Gaining the support of both progressive and conservative editors, Mr. Obama was selected as the first black president of the Harvard Law Review. He had decided to seek the post believing that he might help ease ideological tensions at the journal even as the campus was embroiled in divisive doctrinal and political debates over issues like faculty diversity.
The uproar included the protests of Derrick A. Bell Jr., the first black professor to win tenure at the law school, who took an unpaid leave of absence and eventually resigned over the lack of a tenured black woman on its faculty.
In the midst of those battles, Mr. Obama presided over difficult debates among intellectuals with wildly different and intensely held views. Yet he was able to set an amicable tone at the journal, according to Charles J. Ogletree Jr., a Harvard law professor who taught Mr. Obama and served as his mentor.
Mr. Ogletree and others who have known Mr.
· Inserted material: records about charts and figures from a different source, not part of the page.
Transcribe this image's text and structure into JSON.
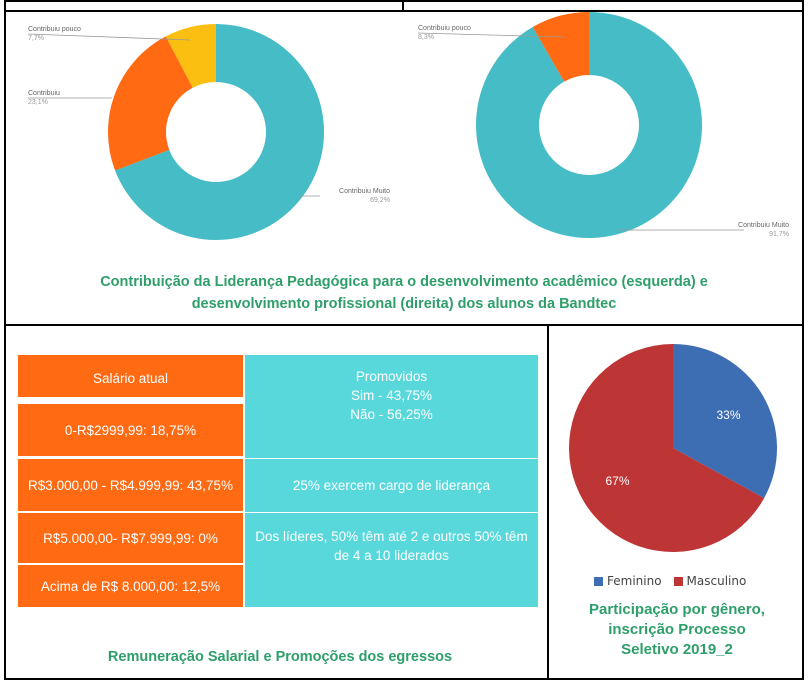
{
  "colors": {
    "teal": "#46bcc6",
    "orange": "#ff6a13",
    "yellow": "#fbbf11",
    "caption_green": "#2e9e6a",
    "table_orange": "#ff6a13",
    "table_cyan": "#59d8dc",
    "pie_blue": "#3d6eb4",
    "pie_red": "#bd3535"
  },
  "chart_data": [
    {
      "type": "pie",
      "variant": "donut",
      "slices": [
        {
          "label": "Contribuiu Muito",
          "value": 69.2,
          "display": "69,2%",
          "color": "#46bcc6"
        },
        {
          "label": "Contribuiu",
          "value": 23.1,
          "display": "23,1%",
          "color": "#ff6a13"
        },
        {
          "label": "Contribuiu pouco",
          "value": 7.7,
          "display": "7,7%",
          "color": "#fbbf11"
        }
      ]
    },
    {
      "type": "pie",
      "variant": "donut",
      "slices": [
        {
          "label": "Contribuiu Muito",
          "value": 91.7,
          "display": "91,7%",
          "color": "#46bcc6"
        },
        {
          "label": "Contribuiu pouco",
          "value": 8.3,
          "display": "8,3%",
          "color": "#ff6a13"
        }
      ]
    },
    {
      "type": "pie",
      "slices": [
        {
          "label": "Feminino",
          "value": 33,
          "display": "33%",
          "color": "#3d6eb4"
        },
        {
          "label": "Masculino",
          "value": 67,
          "display": "67%",
          "color": "#bd3535"
        }
      ],
      "legend": "bottom"
    }
  ],
  "captions": {
    "top_line1": "Contribuição da Liderança Pedagógica para o desenvolvimento acadêmico (esquerda) e",
    "top_line2": "desenvolvimento profissional (direita) dos alunos da Bandtec",
    "table": "Remuneração Salarial e Promoções dos egressos",
    "pie_line1": "Participação por gênero,",
    "pie_line2": "inscrição Processo",
    "pie_line3": "Seletivo 2019_2"
  },
  "table": {
    "left": [
      "Salário atual",
      "0-R$2999,99: 18,75%",
      "R$3.000,00 - R$4.999,99: 43,75%",
      "R$5.000,00- R$7.999,99: 0%",
      "Acima de R$ 8.000,00: 12,5%"
    ],
    "right": {
      "promovidos": "Promovidos",
      "sim": "Sim - 43,75%",
      "nao": "Não - 56,25%",
      "lideranca": "25% exercem cargo de liderança",
      "lideres": "Dos líderes, 50% têm até 2 e outros 50% têm de 4 a 10 liderados"
    }
  }
}
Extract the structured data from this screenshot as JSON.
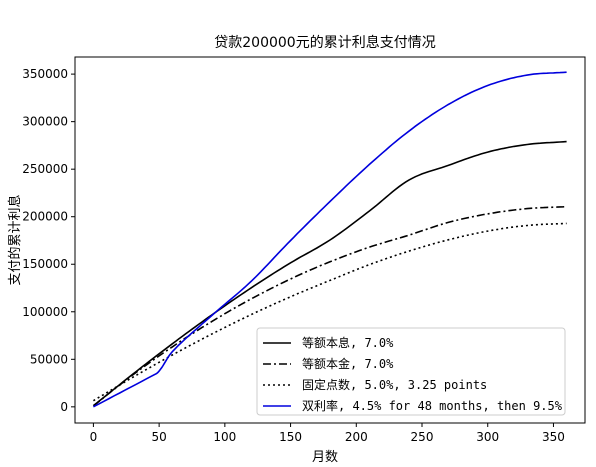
{
  "chart_data": {
    "type": "line",
    "title": "贷款200000元的累计利息支付情况",
    "xlabel": "月数",
    "ylabel": "支付的累计利息",
    "xlim": [
      -14,
      374
    ],
    "ylim": [
      -17000,
      368000
    ],
    "xticks": [
      0,
      50,
      100,
      150,
      200,
      250,
      300,
      350
    ],
    "yticks": [
      0,
      50000,
      100000,
      150000,
      200000,
      250000,
      300000,
      350000
    ],
    "grid": false,
    "legend_position": "lower-right",
    "series": [
      {
        "name": "等额本息, 7.0%",
        "color": "#000000",
        "style": "solid",
        "x": [
          0,
          30,
          60,
          90,
          120,
          150,
          180,
          210,
          240,
          270,
          300,
          330,
          360
        ],
        "y": [
          1167,
          34400,
          66300,
          96600,
          125100,
          151500,
          175500,
          206000,
          238500,
          254000,
          268000,
          276000,
          279000
        ]
      },
      {
        "name": "等额本金, 7.0%",
        "color": "#000000",
        "style": "dashdot",
        "x": [
          0,
          30,
          60,
          90,
          120,
          150,
          180,
          210,
          240,
          270,
          300,
          330,
          360
        ],
        "y": [
          1167,
          33600,
          63100,
          89700,
          113500,
          134500,
          152600,
          168000,
          180600,
          194000,
          203000,
          208500,
          210600
        ]
      },
      {
        "name": "固定点数, 5.0%, 3.25 points",
        "color": "#000000",
        "style": "dotted",
        "x": [
          0,
          30,
          60,
          90,
          120,
          150,
          180,
          210,
          240,
          270,
          300,
          330,
          360
        ],
        "y": [
          6500,
          31100,
          54500,
          76500,
          97000,
          115800,
          133000,
          149600,
          163800,
          175700,
          184900,
          190800,
          193000
        ]
      },
      {
        "name": "双利率, 4.5% for 48 months, then 9.5%",
        "color": "#0000dd",
        "style": "solid",
        "x": [
          0,
          48,
          60,
          90,
          120,
          150,
          180,
          210,
          240,
          270,
          300,
          330,
          360
        ],
        "y": [
          0,
          35000,
          58000,
          96000,
          132000,
          175000,
          216000,
          255000,
          290000,
          318000,
          338000,
          349000,
          352000
        ]
      }
    ]
  }
}
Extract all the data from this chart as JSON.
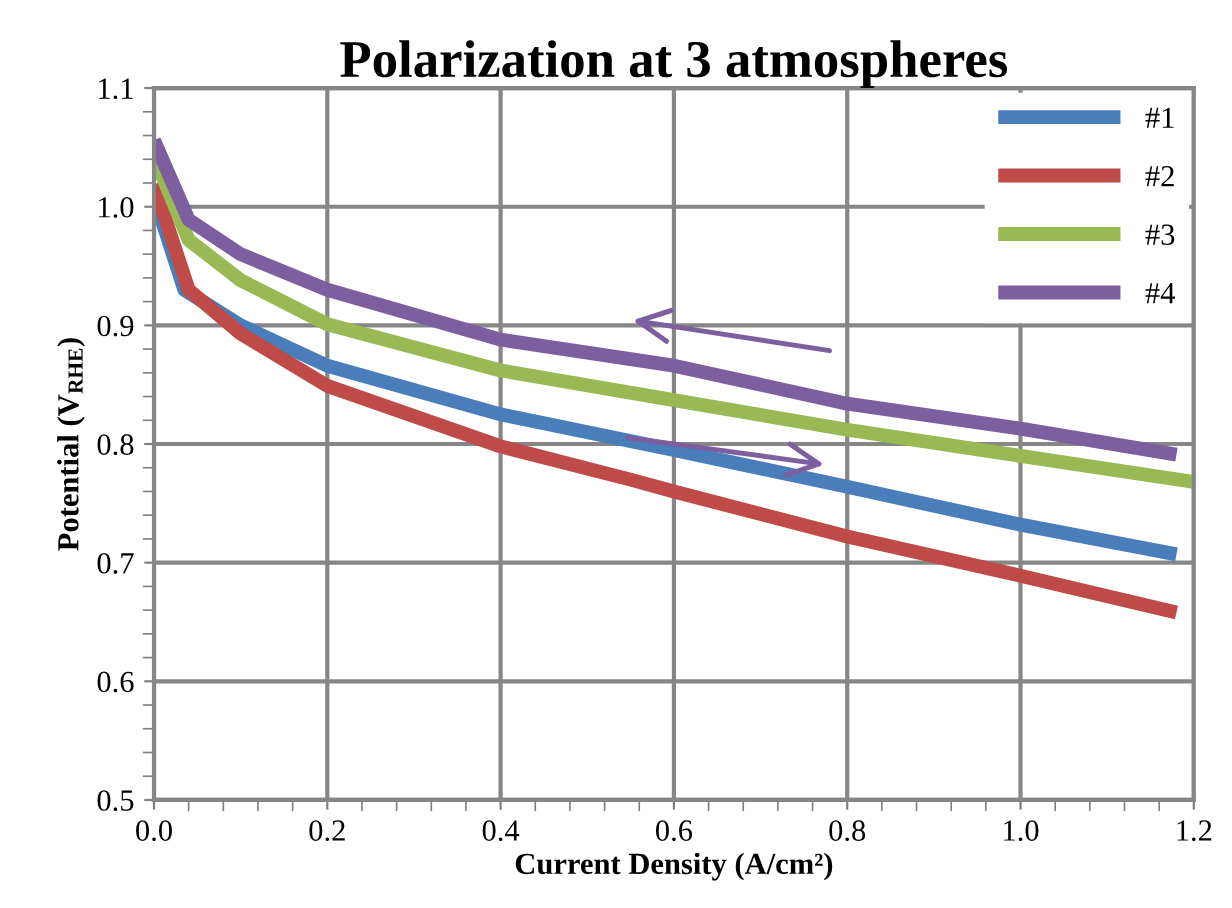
{
  "chart_data": {
    "type": "line",
    "title": "Polarization at 3 atmospheres",
    "xlabel": "Current Density (A/cm²)",
    "ylabel": "Potential (V$_{RHE}$)",
    "xlim": [
      0,
      1.2
    ],
    "xticks": [
      {
        "value": 0,
        "label": "0.0"
      },
      0.2,
      0.4,
      0.6,
      0.8,
      {
        "value": 1,
        "label": "1.0"
      },
      1.2
    ],
    "ylim": [
      0.5,
      1.1
    ],
    "yticks": [
      0.5,
      0.6,
      0.7,
      0.8,
      0.9,
      {
        "value": 1,
        "label": "1.0"
      },
      1.1
    ],
    "grid": true,
    "legend": "top right",
    "marker": "none",
    "line_style": "solid",
    "series": [
      {
        "name": "#1",
        "color": "#4a7ebb",
        "x": [
          0,
          0.035,
          0.1,
          0.2,
          0.4,
          0.6,
          0.8,
          1.0,
          1.18
        ],
        "values": [
          1.009,
          0.93,
          0.9,
          0.866,
          0.825,
          0.795,
          0.764,
          0.732,
          0.707
        ]
      },
      {
        "name": "#2",
        "color": "#be4b48",
        "x": [
          0,
          0.04,
          0.1,
          0.2,
          0.4,
          0.55,
          0.6,
          0.8,
          1.0,
          1.18
        ],
        "values": [
          1.019,
          0.93,
          0.893,
          0.849,
          0.798,
          0.77,
          0.76,
          0.722,
          0.689,
          0.658
        ]
      },
      {
        "name": "#3",
        "color": "#98b954",
        "x": [
          0,
          0.04,
          0.1,
          0.2,
          0.4,
          0.6,
          0.8,
          1.0,
          1.2
        ],
        "values": [
          1.043,
          0.972,
          0.938,
          0.901,
          0.862,
          0.837,
          0.812,
          0.79,
          0.768
        ]
      },
      {
        "name": "#4",
        "color": "#7d5fa0",
        "x": [
          0,
          0.04,
          0.1,
          0.2,
          0.4,
          0.6,
          0.8,
          1.0,
          1.18
        ],
        "values": [
          1.056,
          0.989,
          0.96,
          0.93,
          0.888,
          0.866,
          0.834,
          0.813,
          0.791
        ]
      }
    ]
  }
}
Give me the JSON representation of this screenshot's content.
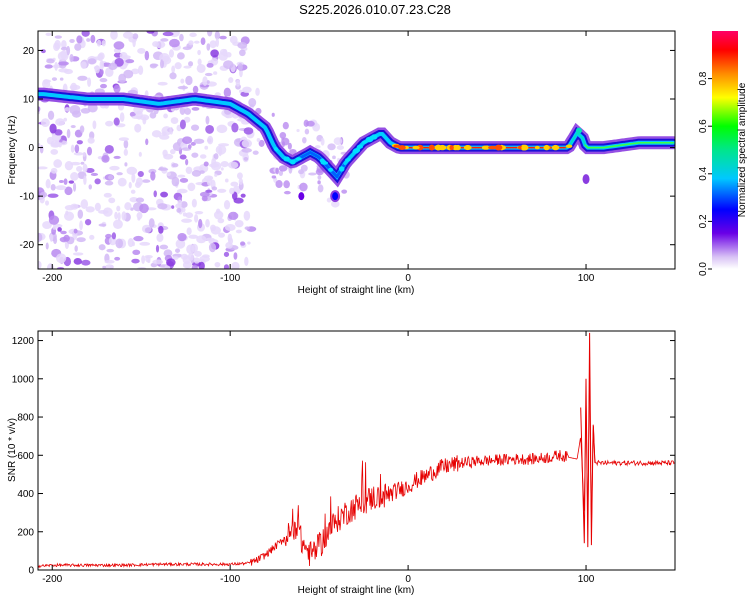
{
  "title": "S225.2026.010.07.23.C28",
  "chart_data": [
    {
      "type": "heatmap",
      "name": "spectrogram",
      "xlabel": "Height of straight line (km)",
      "ylabel": "Frequency (Hz)",
      "xlim": [
        -208,
        150
      ],
      "ylim": [
        -25,
        24
      ],
      "xticks": [
        -200,
        -100,
        0,
        100
      ],
      "yticks": [
        -20,
        -10,
        0,
        10,
        20
      ],
      "colorbar": {
        "label": "Normalized spectral amplitude",
        "range": [
          0,
          1
        ],
        "ticks": [
          "0.0",
          "0.2",
          "0.4",
          "0.6",
          "0.8"
        ]
      },
      "ridge": {
        "x": [
          -205,
          -180,
          -160,
          -140,
          -120,
          -100,
          -90,
          -80,
          -75,
          -70,
          -65,
          -60,
          -55,
          -50,
          -45,
          -40,
          -35,
          -30,
          -25,
          -20,
          -15,
          -10,
          -5,
          0,
          10,
          30,
          50,
          70,
          85,
          90,
          95,
          98,
          100,
          110,
          130,
          150
        ],
        "y": [
          11,
          10,
          10,
          9,
          10,
          9,
          7,
          4,
          0,
          -2,
          -3,
          -2,
          -1,
          -2,
          -4,
          -6,
          -3,
          -1,
          1,
          2,
          3,
          1,
          0,
          0,
          0,
          0,
          0,
          0,
          0,
          0,
          3,
          2,
          0,
          0,
          1,
          1
        ]
      }
    },
    {
      "type": "line",
      "name": "snr",
      "xlabel": "Height of straight line (km)",
      "ylabel": "SNR (10 * v/v)",
      "xlim": [
        -208,
        150
      ],
      "ylim": [
        0,
        1250
      ],
      "xticks": [
        -200,
        -100,
        0,
        100
      ],
      "yticks": [
        0,
        200,
        400,
        600,
        800,
        1000,
        1200
      ],
      "color": "#e60000",
      "series": [
        {
          "name": "SNR",
          "x": [
            -208,
            -200,
            -180,
            -160,
            -140,
            -120,
            -100,
            -90,
            -85,
            -80,
            -75,
            -70,
            -65,
            -62,
            -60,
            -55,
            -50,
            -45,
            -40,
            -35,
            -30,
            -25,
            -20,
            -15,
            -10,
            -5,
            0,
            5,
            10,
            15,
            20,
            25,
            30,
            40,
            50,
            60,
            70,
            80,
            85,
            90,
            95,
            97,
            99,
            100,
            101,
            102,
            103,
            104,
            105,
            110,
            120,
            130,
            140,
            150
          ],
          "y": [
            20,
            25,
            25,
            25,
            30,
            30,
            30,
            35,
            50,
            80,
            120,
            160,
            200,
            250,
            150,
            80,
            120,
            200,
            260,
            300,
            330,
            350,
            380,
            380,
            400,
            420,
            440,
            470,
            490,
            520,
            540,
            550,
            560,
            570,
            575,
            580,
            580,
            590,
            600,
            590,
            580,
            700,
            300,
            900,
            200,
            1100,
            150,
            800,
            560,
            560,
            560,
            560,
            560,
            560
          ]
        }
      ]
    }
  ]
}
Obama, now a U.S. senator from Illinois, say his record at Harvard provides an indication of how he might govern as president.
The editors of the law journal "saw him as a coalescing force around which they could come together and do high-quality work," Mr. Ogletree says. "He was able to gently steer them without anyone feeling compromised or undermined in their views."
At the same time that he brought people together, Mr. Obama, the son of a black father, from Kenya, and a white mother, from Kansas, also held fast to his own beliefs, Mr. Ogletree adds. For instance, he publicly supported Mr. Bell's quest for diversity at Harvard, likening the importance of the professor's stand to that of Rosa Parks.
'Friends' on campuses
Mr. Obama, 46, is often described as professorial in style, apt to delve into the complexities of topics and more adept at engaging in lengthy policy discussions than in producing sound bites. In fact, he has worked in college classrooms, serving since 1993 as a senior lecturer on constitutional law at the University of Chicago (he is now on leave from that job).